A doubling or tripling of local construction wouldn’t contribute any more than two or three hundred units, a rounding error in the Lower Mainland’s anticipated growth demands. West Vancouver and North Vancouver districts are being made examples of, as they were earlier with the so-called “school tax” and the pandemic-era tax increase solely in the highest income bracket. The NDP can’t help being the NDP, capturing and redistributing income wherever imaginations venture and there is no particular political cost.
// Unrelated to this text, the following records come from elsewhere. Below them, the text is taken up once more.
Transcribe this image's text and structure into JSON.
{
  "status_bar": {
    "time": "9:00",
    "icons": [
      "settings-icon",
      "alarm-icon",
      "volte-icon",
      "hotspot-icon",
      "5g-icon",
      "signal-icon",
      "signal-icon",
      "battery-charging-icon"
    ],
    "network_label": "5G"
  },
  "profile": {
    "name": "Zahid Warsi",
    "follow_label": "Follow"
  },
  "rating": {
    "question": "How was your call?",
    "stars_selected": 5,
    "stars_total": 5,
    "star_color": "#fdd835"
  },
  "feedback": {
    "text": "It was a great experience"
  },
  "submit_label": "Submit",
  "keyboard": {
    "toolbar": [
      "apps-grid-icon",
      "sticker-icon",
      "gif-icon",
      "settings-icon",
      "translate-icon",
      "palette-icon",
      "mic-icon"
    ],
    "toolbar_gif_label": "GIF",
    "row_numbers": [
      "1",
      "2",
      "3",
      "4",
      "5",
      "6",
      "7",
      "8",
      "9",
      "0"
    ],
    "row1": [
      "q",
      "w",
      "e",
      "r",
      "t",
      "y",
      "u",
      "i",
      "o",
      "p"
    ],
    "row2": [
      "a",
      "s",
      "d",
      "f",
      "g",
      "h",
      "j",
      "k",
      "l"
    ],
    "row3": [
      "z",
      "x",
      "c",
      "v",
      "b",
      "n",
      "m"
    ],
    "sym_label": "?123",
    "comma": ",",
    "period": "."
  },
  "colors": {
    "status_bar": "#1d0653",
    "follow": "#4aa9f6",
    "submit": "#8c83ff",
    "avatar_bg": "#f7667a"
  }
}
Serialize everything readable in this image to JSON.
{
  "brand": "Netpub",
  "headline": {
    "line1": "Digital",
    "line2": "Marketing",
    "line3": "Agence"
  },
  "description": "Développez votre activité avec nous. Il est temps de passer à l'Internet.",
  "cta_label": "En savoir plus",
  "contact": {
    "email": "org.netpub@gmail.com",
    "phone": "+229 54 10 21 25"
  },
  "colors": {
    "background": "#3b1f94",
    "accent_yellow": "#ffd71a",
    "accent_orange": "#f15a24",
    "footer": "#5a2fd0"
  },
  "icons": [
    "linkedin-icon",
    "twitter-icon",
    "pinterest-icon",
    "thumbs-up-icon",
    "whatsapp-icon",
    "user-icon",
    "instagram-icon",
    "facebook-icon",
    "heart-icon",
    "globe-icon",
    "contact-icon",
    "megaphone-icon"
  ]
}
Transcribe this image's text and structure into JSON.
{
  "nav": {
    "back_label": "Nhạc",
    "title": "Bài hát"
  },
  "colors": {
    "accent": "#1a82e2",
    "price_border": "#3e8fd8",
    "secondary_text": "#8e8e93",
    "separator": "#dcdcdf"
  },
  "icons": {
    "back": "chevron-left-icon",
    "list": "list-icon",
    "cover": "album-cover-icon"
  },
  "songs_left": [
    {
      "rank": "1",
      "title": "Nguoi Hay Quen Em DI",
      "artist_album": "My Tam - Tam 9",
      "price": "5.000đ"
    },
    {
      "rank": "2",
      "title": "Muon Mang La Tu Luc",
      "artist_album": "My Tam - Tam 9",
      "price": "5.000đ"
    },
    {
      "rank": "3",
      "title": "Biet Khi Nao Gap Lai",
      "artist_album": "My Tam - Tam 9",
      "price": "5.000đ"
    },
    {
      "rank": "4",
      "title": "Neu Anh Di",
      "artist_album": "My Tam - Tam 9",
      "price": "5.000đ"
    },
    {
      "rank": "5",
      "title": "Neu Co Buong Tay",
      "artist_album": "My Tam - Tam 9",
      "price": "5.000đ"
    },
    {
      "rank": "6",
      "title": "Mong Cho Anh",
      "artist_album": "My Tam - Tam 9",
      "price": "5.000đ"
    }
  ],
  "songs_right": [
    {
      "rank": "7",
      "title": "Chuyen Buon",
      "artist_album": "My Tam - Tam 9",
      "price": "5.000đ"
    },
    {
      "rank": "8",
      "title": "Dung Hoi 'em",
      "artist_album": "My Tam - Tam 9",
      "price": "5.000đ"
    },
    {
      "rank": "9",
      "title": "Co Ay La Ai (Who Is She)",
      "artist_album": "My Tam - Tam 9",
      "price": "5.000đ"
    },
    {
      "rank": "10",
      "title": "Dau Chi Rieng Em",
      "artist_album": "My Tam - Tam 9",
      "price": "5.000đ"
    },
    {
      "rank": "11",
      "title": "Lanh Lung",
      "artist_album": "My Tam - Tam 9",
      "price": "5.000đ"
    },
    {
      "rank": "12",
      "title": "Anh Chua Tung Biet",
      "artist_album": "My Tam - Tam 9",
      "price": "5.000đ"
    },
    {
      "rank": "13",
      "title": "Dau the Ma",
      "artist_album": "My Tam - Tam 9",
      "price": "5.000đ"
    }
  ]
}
Local politicians say they would like more affordable housing for first responders, teachers and public servants, most of whom live elsewhere. Let’s be real. Today I found only two West Vancouver units online for less than $500,000 – one is a mobile home, one is in probate. Project that out three or four years and it’s even less pretty. Other places offer some bang for the buck for five-figure incomes. Without substantial subsidies, the repatriation of local workers is folly to contemplate.

West Vancouver’s stagnating population is economically worrying, but the heavy hand of senior government is a dreadful remedy. This council needs to march to its own drummer, not the beat set in Victoria by a government with whom there is little mutual respect.

Kirk LaPointe is publisher and executive editor of Business in Vancouver as well as vice-president, editorial, Glacier Media Group, the North Shore News’ parent company. He is also a West Vancouverite.